While the trio of Johan Santana, J.J. Putz and Francisco Rodriguez combined on a 6-hit, shutout of Milwaukee this afternoon, there’s an highlight from the Mets’  come-from-behind, 5-4 win Friday night that’s stuck in the craw of the New York Daily News’ Fillip Bondy.  Of Mets fans’ rapturous reaction to Gary Sheffield’s 500th career HR, Bondy sneers, “you don’t turn your back on history, even if it is a bit tainted.”

“Everything happens for a reason,” Sheffield would say. “There’s a reason I hit 19 homers instead of 20 last year. Doing it on the biggest stage, it makes it that much more special to me.” Then he talked a bit piously about “a higher purpose” and “a bigger reason.”

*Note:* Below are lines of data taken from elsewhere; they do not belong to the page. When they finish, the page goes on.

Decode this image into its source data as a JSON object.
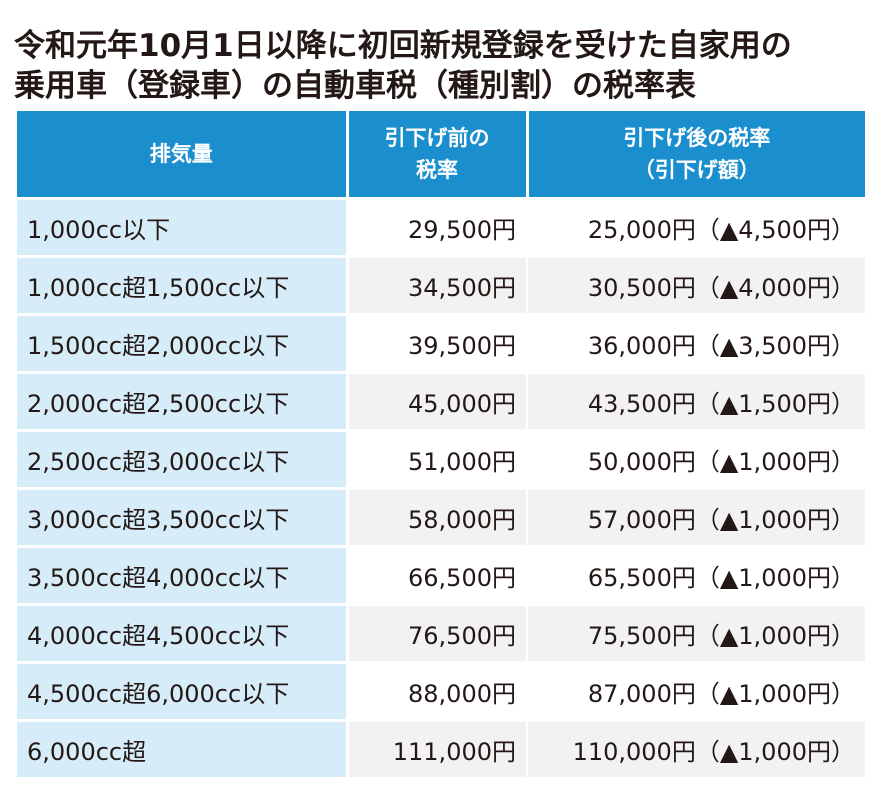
{
  "title": {
    "line1": "令和元年10月1日以降に初回新規登録を受けた自家用の",
    "line2": "乗用車（登録車）の自動車税（種別割）の税率表"
  },
  "colors": {
    "header_bg": "#1b8fce",
    "first_col_bg": "#d6ecf9",
    "header_text": "#ffffff",
    "body_text": "#231815"
  },
  "table": {
    "headers": {
      "displacement": "排気量",
      "before_line1": "引下げ前の",
      "before_line2": "税率",
      "after_line1": "引下げ後の税率",
      "after_line2": "（引下げ額）"
    },
    "rows": [
      {
        "displacement": "1,000cc以下",
        "before": "29,500円",
        "after": "25,000円（▲4,500円）"
      },
      {
        "displacement": "1,000cc超1,500cc以下",
        "before": "34,500円",
        "after": "30,500円（▲4,000円）"
      },
      {
        "displacement": "1,500cc超2,000cc以下",
        "before": "39,500円",
        "after": "36,000円（▲3,500円）"
      },
      {
        "displacement": "2,000cc超2,500cc以下",
        "before": "45,000円",
        "after": "43,500円（▲1,500円）"
      },
      {
        "displacement": "2,500cc超3,000cc以下",
        "before": "51,000円",
        "after": "50,000円（▲1,000円）"
      },
      {
        "displacement": "3,000cc超3,500cc以下",
        "before": "58,000円",
        "after": "57,000円（▲1,000円）"
      },
      {
        "displacement": "3,500cc超4,000cc以下",
        "before": "66,500円",
        "after": "65,500円（▲1,000円）"
      },
      {
        "displacement": "4,000cc超4,500cc以下",
        "before": "76,500円",
        "after": "75,500円（▲1,000円）"
      },
      {
        "displacement": "4,500cc超6,000cc以下",
        "before": "88,000円",
        "after": "87,000円（▲1,000円）"
      },
      {
        "displacement": "6,000cc超",
        "before": "111,000円",
        "after": "110,000円（▲1,000円）"
      }
    ]
  }
}
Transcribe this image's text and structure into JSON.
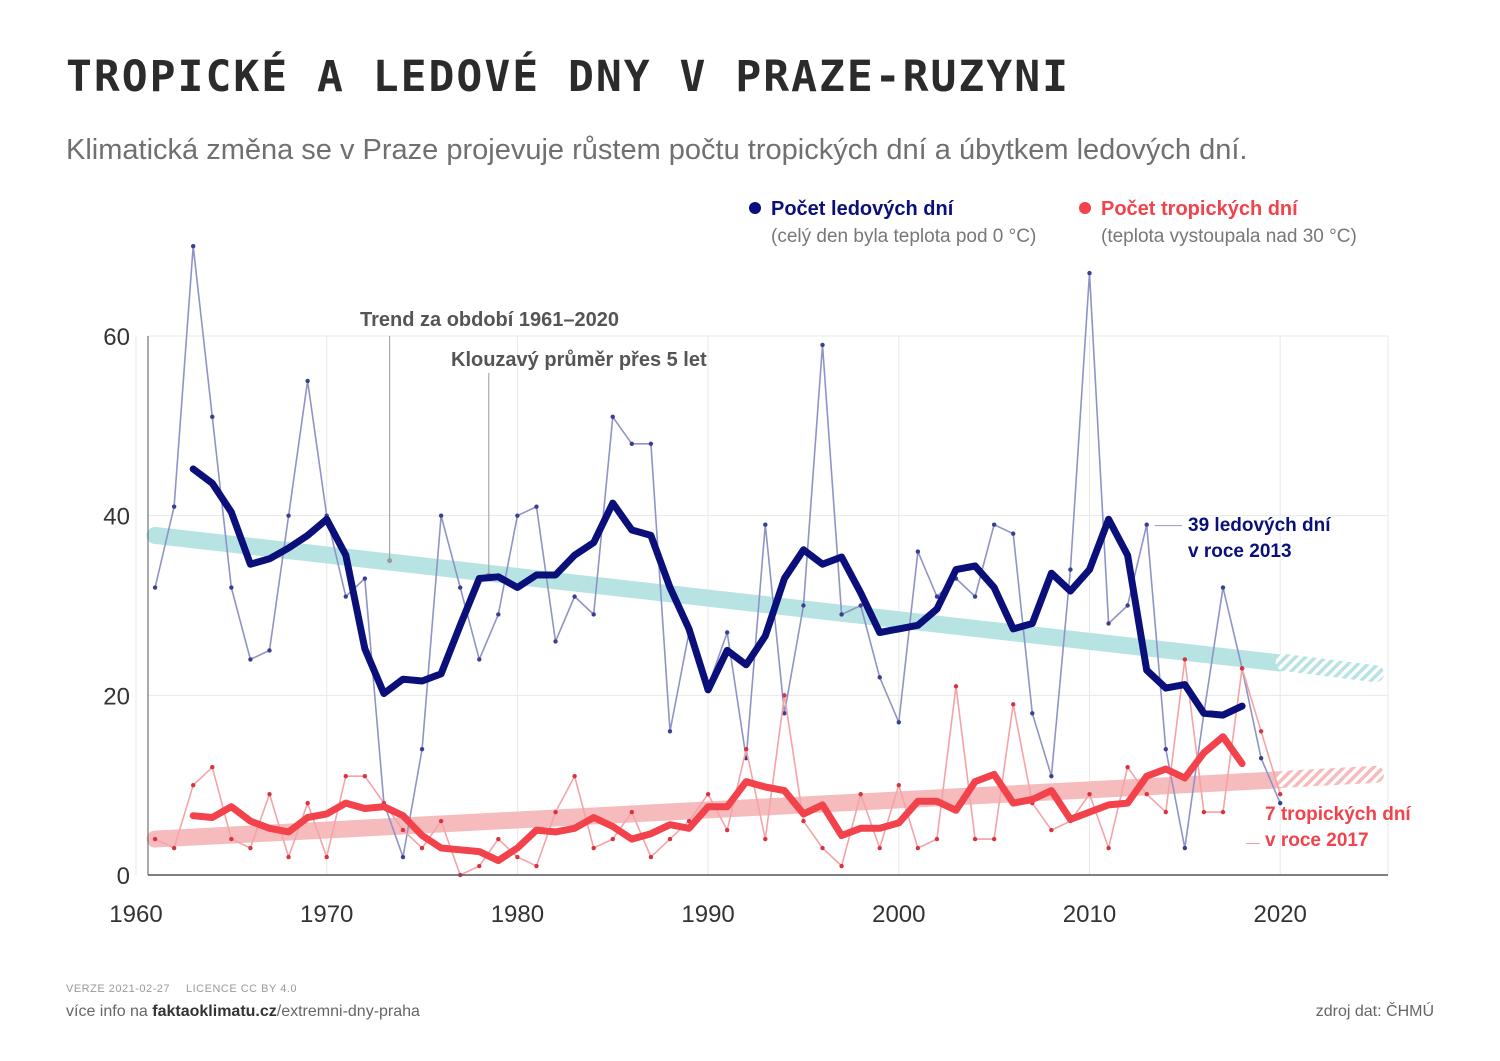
{
  "title": "TROPICKÉ A LEDOVÉ DNY V PRAZE-RUZYNI",
  "subtitle": "Klimatická změna se v Praze projevuje růstem počtu tropických dní a úbytkem ledových dní.",
  "legend": {
    "ice": {
      "label": "Počet ledových dní",
      "note": "(celý den byla teplota pod 0 °C)"
    },
    "tropical": {
      "label": "Počet tropických dní",
      "note": "(teplota vystoupala nad 30 °C)"
    }
  },
  "annotations": {
    "trend": "Trend za období 1961–2020",
    "moving_avg": "Klouzavý průměr přes 5 let",
    "ice_callout": [
      "39 ledových dní",
      "v roce 2013"
    ],
    "tropical_callout": [
      "7 tropických dní",
      "v roce 2017"
    ]
  },
  "footer": {
    "version": "VERZE 2021-02-27",
    "licence": "LICENCE CC BY 4.0",
    "more_prefix": "více info na ",
    "more_domain": "faktaoklimatu.cz",
    "more_path": "/extremni-dny-praha",
    "source": "zdroj dat: ČHMÚ"
  },
  "colors": {
    "ice": "#0a0f7a",
    "ice_thin": "#8f94c7",
    "tropical": "#f2424b",
    "tropical_thin": "#f5a3a7",
    "ice_trend": "#b7e3e3",
    "tropical_trend": "#f6bcbd"
  },
  "chart_data": {
    "type": "line",
    "xlim": [
      1960,
      2025
    ],
    "ylim": [
      0,
      70
    ],
    "x_ticks": [
      1960,
      1970,
      1980,
      1990,
      2000,
      2010,
      2020
    ],
    "y_ticks": [
      0,
      20,
      40,
      60
    ],
    "grid": true,
    "legend_position": "top-right",
    "series": [
      {
        "name": "Počet ledových dní",
        "x": [
          1961,
          1962,
          1963,
          1964,
          1965,
          1966,
          1967,
          1968,
          1969,
          1970,
          1971,
          1972,
          1973,
          1974,
          1975,
          1976,
          1977,
          1978,
          1979,
          1980,
          1981,
          1982,
          1983,
          1984,
          1985,
          1986,
          1987,
          1988,
          1989,
          1990,
          1991,
          1992,
          1993,
          1994,
          1995,
          1996,
          1997,
          1998,
          1999,
          2000,
          2001,
          2002,
          2003,
          2004,
          2005,
          2006,
          2007,
          2008,
          2009,
          2010,
          2011,
          2012,
          2013,
          2014,
          2015,
          2016,
          2017,
          2018,
          2019,
          2020
        ],
        "values": [
          32,
          41,
          70,
          51,
          32,
          24,
          25,
          40,
          55,
          40,
          31,
          33,
          8,
          2,
          14,
          40,
          32,
          24,
          29,
          40,
          41,
          26,
          31,
          29,
          51,
          48,
          48,
          16,
          27,
          21,
          27,
          13,
          39,
          18,
          30,
          59,
          29,
          30,
          22,
          17,
          36,
          31,
          33,
          31,
          39,
          38,
          18,
          11,
          34,
          67,
          28,
          30,
          39,
          14,
          3,
          18,
          32,
          23,
          13,
          8
        ]
      },
      {
        "name": "Klouzavý průměr přes 5 let (ledové dny)",
        "x": [
          1963,
          1964,
          1965,
          1966,
          1967,
          1968,
          1969,
          1970,
          1971,
          1972,
          1973,
          1974,
          1975,
          1976,
          1977,
          1978,
          1979,
          1980,
          1981,
          1982,
          1983,
          1984,
          1985,
          1986,
          1987,
          1988,
          1989,
          1990,
          1991,
          1992,
          1993,
          1994,
          1995,
          1996,
          1997,
          1998,
          1999,
          2000,
          2001,
          2002,
          2003,
          2004,
          2005,
          2006,
          2007,
          2008,
          2009,
          2010,
          2011,
          2012,
          2013,
          2014,
          2015,
          2016,
          2017,
          2018
        ],
        "values": [
          45.2,
          43.6,
          40.4,
          34.6,
          35.2,
          36.4,
          37.8,
          39.6,
          35.6,
          25.2,
          20.2,
          21.8,
          21.6,
          22.4,
          27.8,
          33.0,
          33.2,
          32.0,
          33.4,
          33.4,
          35.6,
          37.0,
          41.4,
          38.4,
          37.8,
          32.0,
          27.4,
          20.6,
          25.0,
          23.4,
          26.6,
          33.0,
          36.2,
          34.6,
          35.4,
          31.4,
          27.0,
          27.4,
          27.8,
          29.6,
          34.0,
          34.4,
          32.0,
          27.4,
          28.0,
          33.6,
          31.6,
          34.0,
          39.6,
          35.6,
          22.8,
          20.8,
          21.2,
          18.0,
          17.8,
          18.8
        ]
      },
      {
        "name": "Trend za období 1961–2020 (ledové dny)",
        "x": [
          1961,
          2020
        ],
        "values": [
          37.8,
          23.6
        ],
        "extension_to": 2025,
        "extension_value": 22.4
      },
      {
        "name": "Počet tropických dní",
        "x": [
          1961,
          1962,
          1963,
          1964,
          1965,
          1966,
          1967,
          1968,
          1969,
          1970,
          1971,
          1972,
          1973,
          1974,
          1975,
          1976,
          1977,
          1978,
          1979,
          1980,
          1981,
          1982,
          1983,
          1984,
          1985,
          1986,
          1987,
          1988,
          1989,
          1990,
          1991,
          1992,
          1993,
          1994,
          1995,
          1996,
          1997,
          1998,
          1999,
          2000,
          2001,
          2002,
          2003,
          2004,
          2005,
          2006,
          2007,
          2008,
          2009,
          2010,
          2011,
          2012,
          2013,
          2014,
          2015,
          2016,
          2017,
          2018,
          2019,
          2020
        ],
        "values": [
          4,
          3,
          10,
          12,
          4,
          3,
          9,
          2,
          8,
          2,
          11,
          11,
          8,
          5,
          3,
          6,
          0,
          1,
          4,
          2,
          1,
          7,
          11,
          3,
          4,
          7,
          2,
          4,
          6,
          9,
          5,
          14,
          4,
          20,
          6,
          3,
          1,
          9,
          3,
          10,
          3,
          4,
          21,
          4,
          4,
          19,
          8,
          5,
          6,
          9,
          3,
          12,
          9,
          7,
          24,
          7,
          7,
          23,
          16,
          9
        ]
      },
      {
        "name": "Klouzavý průměr přes 5 let (tropické dny)",
        "x": [
          1963,
          1964,
          1965,
          1966,
          1967,
          1968,
          1969,
          1970,
          1971,
          1972,
          1973,
          1974,
          1975,
          1976,
          1977,
          1978,
          1979,
          1980,
          1981,
          1982,
          1983,
          1984,
          1985,
          1986,
          1987,
          1988,
          1989,
          1990,
          1991,
          1992,
          1993,
          1994,
          1995,
          1996,
          1997,
          1998,
          1999,
          2000,
          2001,
          2002,
          2003,
          2004,
          2005,
          2006,
          2007,
          2008,
          2009,
          2010,
          2011,
          2012,
          2013,
          2014,
          2015,
          2016,
          2017,
          2018
        ],
        "values": [
          6.6,
          6.4,
          7.6,
          6.0,
          5.2,
          4.8,
          6.4,
          6.8,
          8.0,
          7.4,
          7.6,
          6.6,
          4.4,
          3.0,
          2.8,
          2.6,
          1.6,
          3.0,
          5.0,
          4.8,
          5.2,
          6.4,
          5.4,
          4.0,
          4.6,
          5.6,
          5.2,
          7.6,
          7.6,
          10.4,
          9.8,
          9.4,
          6.8,
          7.8,
          4.4,
          5.2,
          5.2,
          5.8,
          8.2,
          8.2,
          7.2,
          10.4,
          11.2,
          8.0,
          8.4,
          9.4,
          6.2,
          7.0,
          7.8,
          8.0,
          11.0,
          11.8,
          10.8,
          13.6,
          15.4,
          12.4
        ]
      },
      {
        "name": "Trend za období 1961–2020 (tropické dny)",
        "x": [
          1961,
          2020
        ],
        "values": [
          4.0,
          10.6
        ],
        "extension_to": 2025,
        "extension_value": 11.2
      }
    ]
  }
}
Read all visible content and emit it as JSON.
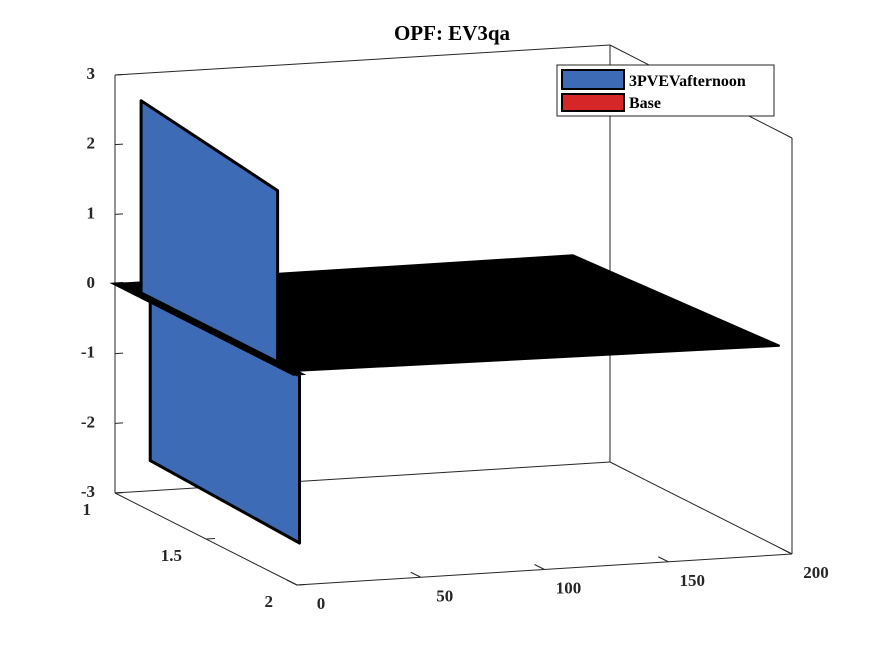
{
  "chart_data": {
    "type": "bar3d",
    "title": "OPF: EV3qa",
    "xlabel": "",
    "ylabel": "",
    "zlabel": "",
    "x_ticks": [
      0,
      50,
      100,
      150,
      200
    ],
    "y_ticks": [
      1,
      1.5,
      2
    ],
    "z_ticks": [
      3,
      2,
      1,
      0,
      -1,
      -2,
      -3
    ],
    "xlim": [
      0,
      200
    ],
    "ylim": [
      1,
      2
    ],
    "zlim": [
      -3,
      3
    ],
    "legend_position": "top-right",
    "series": [
      {
        "name": "3PVEVafternoon",
        "color": "#3E6BB5",
        "points": [
          {
            "x": 0,
            "z": 2.8
          },
          {
            "x": 0,
            "z": -2.3
          },
          {
            "x": 6,
            "z": 1.1
          },
          {
            "x": 6,
            "z": -0.9
          }
        ]
      },
      {
        "name": "Base",
        "color": "#D62728",
        "points": []
      }
    ],
    "baseline_color": "#000000",
    "baseline_xrange": [
      0,
      185
    ]
  }
}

Sheffield is only the 25th player to enter the 500 Club, the fourth oldest, yet his accomplishment deserves one of the larger asterisks handed out in the steroid era. His election to the Hall of Fame is far from assured, despite this statistical feat. Sheffield has admitted to using a performance-enhancing cream back in 2001 while claiming he had no idea at the time about its chemical makeup or potency. He is named in the Mitchell Report.

His narrative on that subject is about as believable as the tales we have been hearing from Marion Jones and Barry Bonds all these years. Friday night, no reporter was going to bother Sheffield about such things when the slugger showed up at the postgame press conference with two children on his knees and his wife at his side. And again, if you think the crowd at Citi Field cared in the least about any of this in the seventh inning, down a run, then you don’t know much about baseball fans. They’d cheer the cream itself, right there in the container, if they thought it could win them a pennant.